If The French Discovered America
A French guy who hates America invents a time machine to go back in time to kill Christopher Columbus because “America should never have been discovered.” But after he goes to the Spain of the past and brutally tortures and murders Christopher Columbus just before his first voyage West, this modern French guy encounters an especially ignorant 15th Century French Guy visiting Spain. When the modern French guy brags about killing Columbus, the 15th Century French Guy is ecstatic, exclaiming good riddance to such a heretic who dared question the flatness of the earth, and that he would have fallen into space anyway.
The modern French Guy is so horrified that any French person could believe such nonsense that he berates him mercilessly, explaining that he killed Columbus to prevent him from discovering two more continents, thus paving the way for the establishment of the worst, most powerful country in the world, The United States. He also explains evolution and a few other scientific facts this ignorant French guy may not know.
After this, the French guy goes back to the future, excited to live in a world where nobody knows about America, except for the Native Americans. But then it turns out that America has been discovered… by the French!
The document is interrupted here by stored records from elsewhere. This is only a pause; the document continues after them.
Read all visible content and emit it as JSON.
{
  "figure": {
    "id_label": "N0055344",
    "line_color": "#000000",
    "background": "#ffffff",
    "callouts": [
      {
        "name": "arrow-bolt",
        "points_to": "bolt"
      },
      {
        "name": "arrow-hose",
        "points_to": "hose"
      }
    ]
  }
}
Yes, the ignorant French guy he berated in the past went on to discover America himself, with the blessings of the French government, and with an all-French crew.
Curious, the modern French guy goes to visit the United States of France that he inadvertently helped create, and finds it to be a paradise of civilization, fine food, cooperation between French-speakers and a thriving population of Indians, art, scientific advancement, beauty, secularism, and non-imperialism.
Alt ending: The French guy finds that the country is exactly like The United States was: imperialist, no Indians, crude, fat, plenty of inequality, etc. The only difference is that everyone speaks French, so the French guy loves it.